L’enfance a aussi du mal à côtoyer l’hypocrisie de la religion : « Dans quel cas peut-on tuer quelqu’un ? », demande-t-il sans crier gare. Mon sang ne fait qu’un tour, je lève le doigt. « Quand il est trop malade », dis-je, fière de moi. Je suis sûre de la bonne réponse, sûre que l’humanité a fini par résoudre un aussi douloureux dilemme – et que les copines le savent pas. Je pense à Tatan Rose, qui a tellement souffert, à Tonton Claude rendu muet par l’idée de la perdre, à Janie qui pleurait en évoquant sa mère, à Jacques découragé par son accablement, aux visages désolés de mes parents. Ils n’ont rien dit de très particulier, pour le dernier moment, mais j’ai entendu le mot soulager. C’est sûrement à cela qu’il pense, l’abbé Calvez, dans ce baraquement du lycée. Je n’y suis pas du tout : il me fusille des yeux, avant de prononcer, lentement, une phrase pleine de r et de mots blessants.
Ces strates du passé réapparaissent comme des photos écornées où des morceaux de souvenirs sont absents. La mémoire joue parfois des tours mais reste l’essentiel : « Je débarque à Folegandros au début de l’après-midi. Au sortir du bateau, on m’attend, comme prévu ; la vie vaut le coup d’être vécue. »
Nous voguons sur la mer Egée d’île en île. « Il n’y a pas de doute possible : nous sommes dans le pays dont les peuples anciens n’ont pas imaginé de paradis, puisqu’ils y habitaient, mais des dieux qui venaient sur terre : pour aider les vivants, soi-disant, ou les aimer, ou s’en venger, mais enfin pour vivre avec eux, dans leurs lieux, entre soi. Et qui n’ont pas pensé, non plus, que l’Enfer puisse consister en un autre malheur que vivre privé du soleil, de l’eau, de la vue des bateaux.«
Les Gobelins deviennent un lieu où l’amour émerge et Jussieu un espace où le militantisme rythme les études et la jeunesse des années 70.
Des femmes lisent Simone de Beauvoir et la Durance n’est pas loin. Les paysages et les sentiments s’entremêlent.

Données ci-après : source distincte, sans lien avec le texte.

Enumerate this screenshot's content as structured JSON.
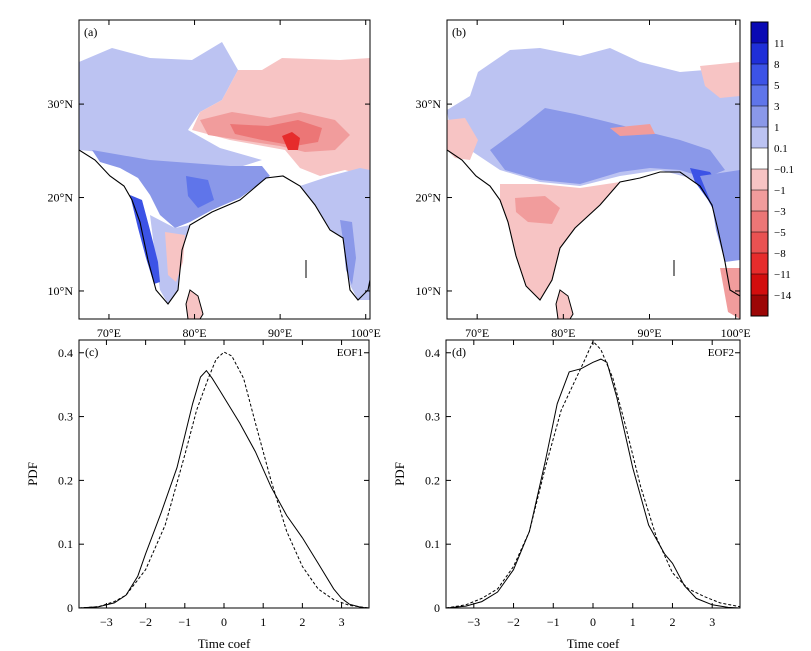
{
  "maps": [
    {
      "panel_label": "(a)"
    },
    {
      "panel_label": "(b)"
    }
  ],
  "map_axes": {
    "lon_ticks": [
      "70°E",
      "80°E",
      "90°E",
      "100°E"
    ],
    "lat_ticks": [
      "10°N",
      "20°N",
      "30°N"
    ],
    "lon_range": [
      66.5,
      100.5
    ],
    "lat_range": [
      7,
      39
    ]
  },
  "colorbar": {
    "labels": [
      "11",
      "8",
      "5",
      "3",
      "1",
      "0.1",
      "−0.1",
      "−1",
      "−3",
      "−5",
      "−8",
      "−11",
      "−14"
    ],
    "colors": [
      "#0a0ab4",
      "#1f2fd8",
      "#3c53e6",
      "#5f75ea",
      "#8a98e9",
      "#bcc3f2",
      "#ffffff",
      "#f7c4c4",
      "#f19c9c",
      "#ec7676",
      "#e95252",
      "#e62c2c",
      "#d20d0d",
      "#9c0606"
    ]
  },
  "colors": {
    "ocean": "#ffffff",
    "coast": "#000000",
    "solid_line": "#000000",
    "dashed_line": "#000000"
  },
  "chart_data": [
    {
      "type": "line",
      "panel_label": "(c)",
      "title": "EOF1",
      "xlabel": "Time coef",
      "ylabel": "PDF",
      "xlim": [
        -3.7,
        3.7
      ],
      "ylim": [
        0,
        0.42
      ],
      "xticks": [
        -3,
        -2,
        -1,
        0,
        1,
        2,
        3
      ],
      "yticks": [
        0,
        0.1,
        0.2,
        0.3,
        0.4
      ],
      "series": [
        {
          "style": "solid",
          "x": [
            -3.7,
            -3.2,
            -2.8,
            -2.5,
            -2.2,
            -2.0,
            -1.6,
            -1.2,
            -1.0,
            -0.8,
            -0.6,
            -0.45,
            -0.3,
            -0.1,
            0.1,
            0.4,
            0.8,
            1.2,
            1.6,
            2.0,
            2.4,
            2.8,
            3.0,
            3.2,
            3.5,
            3.7
          ],
          "y": [
            0.0,
            0.002,
            0.008,
            0.02,
            0.05,
            0.085,
            0.15,
            0.22,
            0.27,
            0.32,
            0.362,
            0.372,
            0.36,
            0.34,
            0.32,
            0.29,
            0.245,
            0.19,
            0.145,
            0.11,
            0.07,
            0.03,
            0.015,
            0.006,
            0.001,
            0.0
          ]
        },
        {
          "style": "dashed",
          "x": [
            -3.7,
            -3.2,
            -2.8,
            -2.5,
            -2.0,
            -1.5,
            -1.0,
            -0.7,
            -0.4,
            -0.2,
            0.0,
            0.2,
            0.5,
            0.8,
            1.2,
            1.6,
            2.0,
            2.4,
            2.8,
            3.2,
            3.7
          ],
          "y": [
            0.0,
            0.002,
            0.01,
            0.02,
            0.06,
            0.13,
            0.24,
            0.31,
            0.36,
            0.39,
            0.401,
            0.395,
            0.36,
            0.29,
            0.2,
            0.12,
            0.065,
            0.03,
            0.013,
            0.004,
            0.0
          ]
        }
      ]
    },
    {
      "type": "line",
      "panel_label": "(d)",
      "title": "EOF2",
      "xlabel": "Time coef",
      "ylabel": "PDF",
      "xlim": [
        -3.7,
        3.7
      ],
      "ylim": [
        0,
        0.42
      ],
      "xticks": [
        -3,
        -2,
        -1,
        0,
        1,
        2,
        3
      ],
      "yticks": [
        0,
        0.1,
        0.2,
        0.3,
        0.4
      ],
      "series": [
        {
          "style": "solid",
          "x": [
            -3.7,
            -3.2,
            -2.8,
            -2.4,
            -2.0,
            -1.6,
            -1.2,
            -0.9,
            -0.6,
            -0.3,
            0.0,
            0.2,
            0.35,
            0.6,
            1.0,
            1.4,
            1.8,
            2.0,
            2.3,
            2.6,
            3.0,
            3.4,
            3.7
          ],
          "y": [
            0.0,
            0.003,
            0.01,
            0.025,
            0.06,
            0.12,
            0.23,
            0.32,
            0.37,
            0.375,
            0.385,
            0.39,
            0.385,
            0.33,
            0.22,
            0.13,
            0.085,
            0.07,
            0.035,
            0.015,
            0.005,
            0.001,
            0.0
          ]
        },
        {
          "style": "dashed",
          "x": [
            -3.7,
            -3.2,
            -2.8,
            -2.4,
            -2.0,
            -1.6,
            -1.2,
            -0.8,
            -0.5,
            -0.2,
            0.0,
            0.2,
            0.5,
            0.8,
            1.2,
            1.6,
            2.0,
            2.4,
            2.8,
            3.2,
            3.7
          ],
          "y": [
            0.0,
            0.005,
            0.015,
            0.03,
            0.065,
            0.12,
            0.22,
            0.31,
            0.35,
            0.39,
            0.418,
            0.405,
            0.36,
            0.29,
            0.19,
            0.11,
            0.055,
            0.03,
            0.018,
            0.008,
            0.002
          ]
        }
      ]
    }
  ]
}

Seattle nous accueille avec ses trombes d’eau et dévoile le mont Rainier.
Le rêve, les non-dits nous mènent dans les méandres secrets des êtres. La délicatesse de l’écriture effleure les instants qui mis bout à bout écrivent toute une vie. On se retrouve dans certains passages où enfant l’on saute d’une botte de foin à l’autre dans une grange, dans les rancœurs vis-à-vis d’un frère à qui la mère a préparé le gâteau que l’on préfère…
D’un lieu à l’autre, d’un chapitre à l’autre, on se laisse emporter par cette musique qui nous est proche et réactive nos propres souvenirs.
Les récits d’Eliane Viennot sont très agréables à lire en nous ouvrant son album photos personnel.